The parser generator: byacc
Byacc (“Berkeley Yacc”) is a really nice Yacc-implementation, which generates an LALR-parser. It doesn’t have all the features that GNU bison (another Yacc variant) offers but it does produce nicer and tighter code. No wonder, as it seems that both bison and byacc have initially been written by the same person (a Robert Corbett), with byacc having been written after bison.
Byacc basically generates a few (ROMable) tables, optional debug-code and the parsing-logic. All of its dynamic allocations happen in one function called “yygrowstack”, which could be easily changed to use static memory only.
Like bison, it can generate a “pure” (reentrant) parser and can be given context, so the same parser can have multiple instances.
One thing isn’t ideal, which is that the initial stack size (YYINITSTACKSIZE) can’t be configured. That’s a pity, because in my case an initial stack size of 32 (vs. the default 500) is enough in all relevant cases. The stack isn’t the execution stack, but the stack where the shift/reduce operations are being performed on. So this isn’t bytes, but the number of tokens on the stack.

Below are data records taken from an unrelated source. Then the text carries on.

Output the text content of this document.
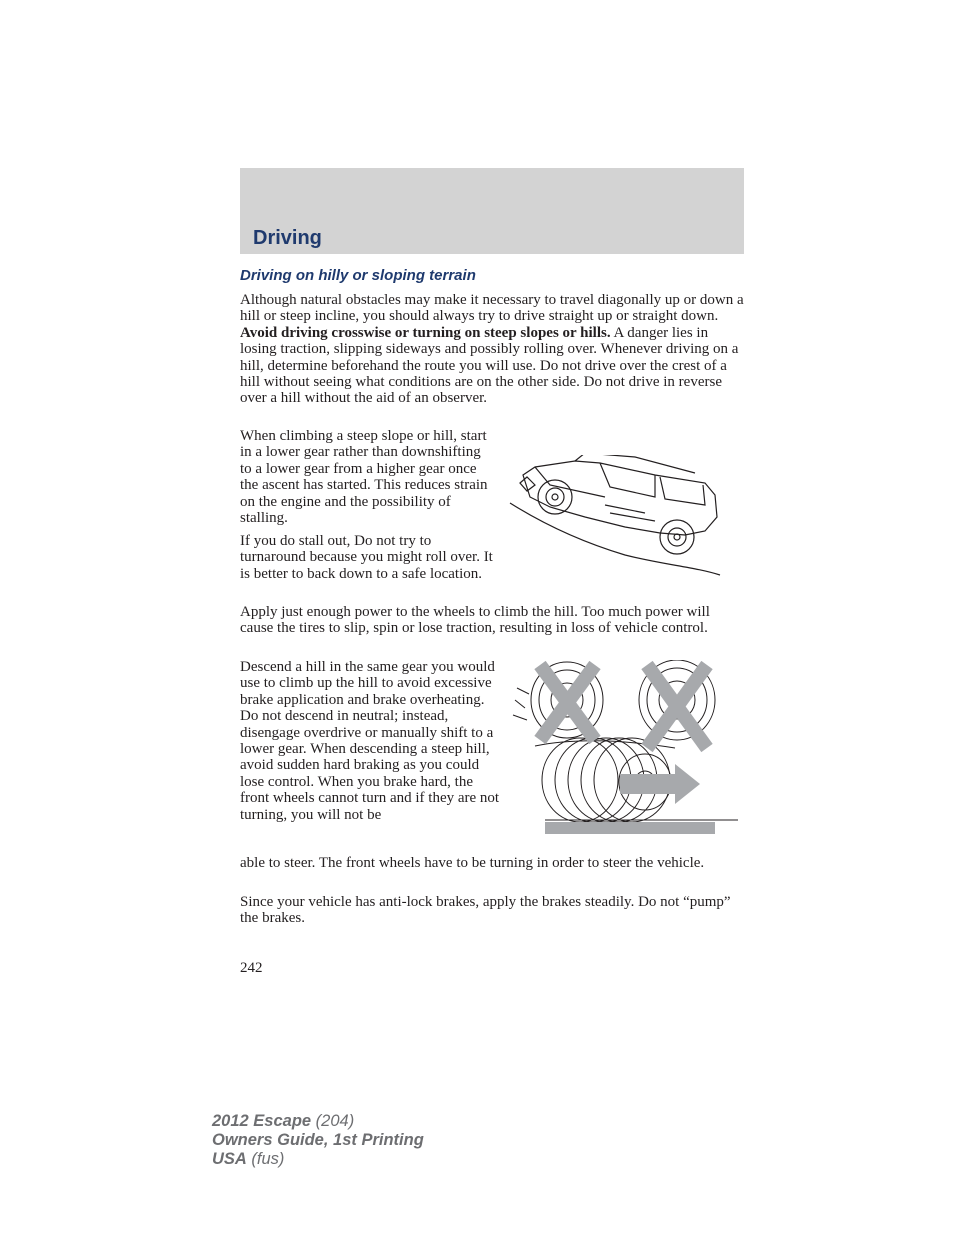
Driving
Driving on hilly or sloping terrain

Although natural obstacles may make it necessary to travel diagonally up or down a hill or steep incline, you should always try to drive straight up or straight down. Avoid driving crosswise or turning on steep slopes or hills. A danger lies in losing traction, slipping sideways and possibly rolling over. Whenever driving on a hill, determine beforehand the route you will use. Do not drive over the crest of a hill without seeing what conditions are on the other side. Do not drive in reverse over a hill without the aid of an observer.

When climbing a steep slope or hill, start in a lower gear rather than downshifting to a lower gear from a higher gear once the ascent has started. This reduces strain on the engine and the possibility of stalling.

If you do stall out, Do not try to turnaround because you might roll over. It is better to back down to a safe location.

Apply just enough power to the wheels to climb the hill. Too much power will cause the tires to slip, spin or lose traction, resulting in loss of vehicle control.

Descend a hill in the same gear you would use to climb up the hill to avoid excessive brake application and brake overheating. Do not descend in neutral; instead, disengage overdrive or manually shift to a lower gear. When descending a steep hill, avoid sudden hard braking as you could lose control. When you brake hard, the front wheels cannot turn and if they are not turning, you will not be

able to steer. The front wheels have to be turning in order to steer the vehicle.

Since your vehicle has anti-lock brakes, apply the brakes steadily. Do not “pump” the brakes.

242
2012 Escape (204)
Owners Guide, 1st Printing
USA (fus)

Talking about the token stack: You should know that If you’re freeing resources connected to a token (e.g. free() on a pointer in the YYSTYPE-union) in the action code then this code may not be called on parse errors.
To change YYINITSTACKSIZE, byacc’s skeleton.c can be patched or alternatively the generated file can be changed with sed or CMake’s file/string.
This change fulfills Req #4. Stack-overflows are detected and reported (Req #3), the grammar can be used for Yacc-implementations that generate for other languages (Req #2) and the generated code only depends on memset() and realloc().
The lexer generator: Ragel
Ragel is actually more than a lexer generator, it’s a “State Machine Compiler”. Having used it for the first time, I’m sure to return to it more often, it looks great.
Even if abused for “just” generating lexers, the generated code is great. A few (ROMable) tables, the logic code and the action code interweaved and that’s all. No allocations, no dependencies, nothing.
Ragel can also generate for different languages, fulfilling Req #2.
Having them work in tandem
There’s not much more to be said, check out the example I’ve put up at GitHub.
It shows how to use them together and how to have multiple instances of a parser.
That’s it! Like always, questions and comments welcome.
I’ve looked at other tools which I eventually didn’t use. That’s what I found out about them:
Coco has a nice EBNF-syntax and supports many languages (Req #2).
It generates a recursive descent (LL-) parser, which is the kind of parser you would write by hand. Hence, Coco/R generates really nice and readable code with the action-code cleanly interweaved.
Unfortunately, the lexer is unusable (C++ variant, version 2012-01-02) for this case:
- Allocates a lot of heap (60 kB)
- Limited to wchar_t-Strings with its own string-functions (instead of std::basic_string<T>)
- Lots of allocations
- Dependency on wprintf, wcs*
Coco/R supports custom lexers, so I exchanged Coco’s lexer with a Ragel-lexer.
Eventually I found out that the generated parser may use a lot of stack, sometimes over 6 kB – yes, that can be too much.
The problem is recursive descent parsers in combination with a grammar that has lots of precedence-levels, like e.g. C-style expressions with 15 or more of them.
One precedence level results in one grammar rule which in turn results in one function call. If there are over 15 calls until you finally hit a terminal and then have a rule with parentheses which make the parser start at the top rule again and then there may be another parenthesis which… well, you get the idea.
This is where the 6 kB come from: The stack frame of one method (i.e. grammar rule) may be 64 bytes or more in size (this, parameters, local vars, registers) and the parser-input can easily result in a 100 frames deep callstack.
Another serious drawback is that there’s no built-in way of detecting stack overflows (Req #3). The stack may just overflow and that’s that.